Czy potrzebna jest etyka w szkole? Mam wątpliwości [FELIETON]

Młody człowiek, bombardowany codziennie bodźcami o charakterze zmysłowym (telewizja, internet, gry, muzyka), uczy się myśleć szybko, powierzchownie, skojarzeniowo, bez dystansu, bez głębokiej analizy. Umiejętności te są kluczowe do przetrwania we współczesnym świecie. W takich warunkach znikome są szanse, że na lekcji etyki uczeń zdobędzie coś więcej niż zbiór skojarzeń pewnych poglądów z pewnymi filozofami i sytuacjami. Wątpliwe, żeby miało to jakieś przełożenie na jego życie, w szczególności na postępowanie raczej podług norm niż bezpośrednich bodźców środowiskowych.

Książka Tomasza Mazura "O stawaniu się stoikiem. Czy jesteś gotowy na sukces". Przeczytaj >>

Czy chciałbym żyć w kraju, w którym przeważająca część ludzi myśli i postępuje podług podstawowych wartości moralnych? Oczywiście, bardzo by mi na tym zależało. Czy uważam w związku z tym, że wszelkie kroki, które mają na celu ten stan rzeczy przybliżyć, są chwalebne i warte podjęcia? Oczywiście, jakżeby nie. Czy należy zatem wprowadzić powszechne i obowiązkowe zajęcia z etyki w szkole polskiej? Wydaje się, że odpowiedź jest oczywista. A jednak mam wątpliwości, którymi chcę się tutaj podzielić.

Jeżeli przyświeca nam jakiś chwalebny cel, czujemy się upoważnieni przedsiębrać różne środki osiągnięcia go. To wszak, co pozostaje naszym obowiązkiem, to staranna ocena, które z tych środków najlepiej się sprawie naszej przysłużyć mogą. Czy zatem zajęcia z etyki mogą się przysłużyć sprawie poszanowania norm moralnych przez statystycznego Polaka? Wydaje się, że tak. Oto młody człowiek, począwszy od szkoły podstawowej, spotykać się ma raz w tygodniu z uczonymi osobami, które podczas tych spotkań przedstawiać mu będą różne normy oraz uzasadnienie ich zacności bądź konieczności. Wiele z tych spotkań poświęconych będzie nadto dyskusjom o tych normach i ich uzasadnianiu. Efektem tej praktyki ma być, że kiedy ów młody człowiek dorośnie, to w różnych życiowo doniosłych sytuacjach będą mu przychodzić do głowy poszczególne normy, a on, powodowany wiedzą i poczuciem powinności, będzie wedle tych norm postępował.

Czy przekonuje was ten model? Czy myślicie, że on zadziała?

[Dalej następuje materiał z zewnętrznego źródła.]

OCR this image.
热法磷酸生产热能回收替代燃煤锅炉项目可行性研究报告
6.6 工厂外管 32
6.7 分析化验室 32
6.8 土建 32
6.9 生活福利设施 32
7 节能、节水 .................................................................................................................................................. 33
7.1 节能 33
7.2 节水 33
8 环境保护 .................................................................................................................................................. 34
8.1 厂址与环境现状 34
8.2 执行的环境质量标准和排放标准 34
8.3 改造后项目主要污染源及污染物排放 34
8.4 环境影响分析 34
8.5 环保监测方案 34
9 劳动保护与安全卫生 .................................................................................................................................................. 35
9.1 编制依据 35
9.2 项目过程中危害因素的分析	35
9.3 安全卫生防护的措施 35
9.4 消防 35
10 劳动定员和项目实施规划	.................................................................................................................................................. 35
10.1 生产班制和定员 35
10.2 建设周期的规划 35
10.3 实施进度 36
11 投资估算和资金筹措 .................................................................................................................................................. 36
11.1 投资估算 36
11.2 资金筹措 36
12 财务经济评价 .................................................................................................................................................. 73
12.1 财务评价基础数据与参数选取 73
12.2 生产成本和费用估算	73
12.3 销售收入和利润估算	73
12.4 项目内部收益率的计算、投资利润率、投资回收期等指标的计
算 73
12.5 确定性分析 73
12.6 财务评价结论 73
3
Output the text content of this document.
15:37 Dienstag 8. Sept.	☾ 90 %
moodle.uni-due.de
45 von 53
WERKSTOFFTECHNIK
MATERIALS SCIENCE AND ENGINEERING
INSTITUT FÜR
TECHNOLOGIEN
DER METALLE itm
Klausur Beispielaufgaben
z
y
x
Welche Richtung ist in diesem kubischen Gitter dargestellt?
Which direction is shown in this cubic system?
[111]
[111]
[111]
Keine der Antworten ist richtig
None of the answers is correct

Większość pytanych mnie o to osób wyrażała daleko idący sceptycyzm. Zadajmy bowiem inne pytanie. Skoro etyka w szkole stanowić ma rodzaj równowagi czy uzupełnienia dla religii i skoro chodzi o do pewnego stopnia podobne sprawy: normy i wartości, to można zapytywać: czy powszechność religii w szkole przyczyniła się w jakikolwiek sposób do zwiększenia poziomu religijności wśród Polaków? Rzecz w tym, że nie. Dlaczego sądzimy, że z etyką będzie inaczej? Skoro szkolna religia nie przekłada się na religijność, to skąd przekonanie, że szkolna etyka przełoży się na etyczność?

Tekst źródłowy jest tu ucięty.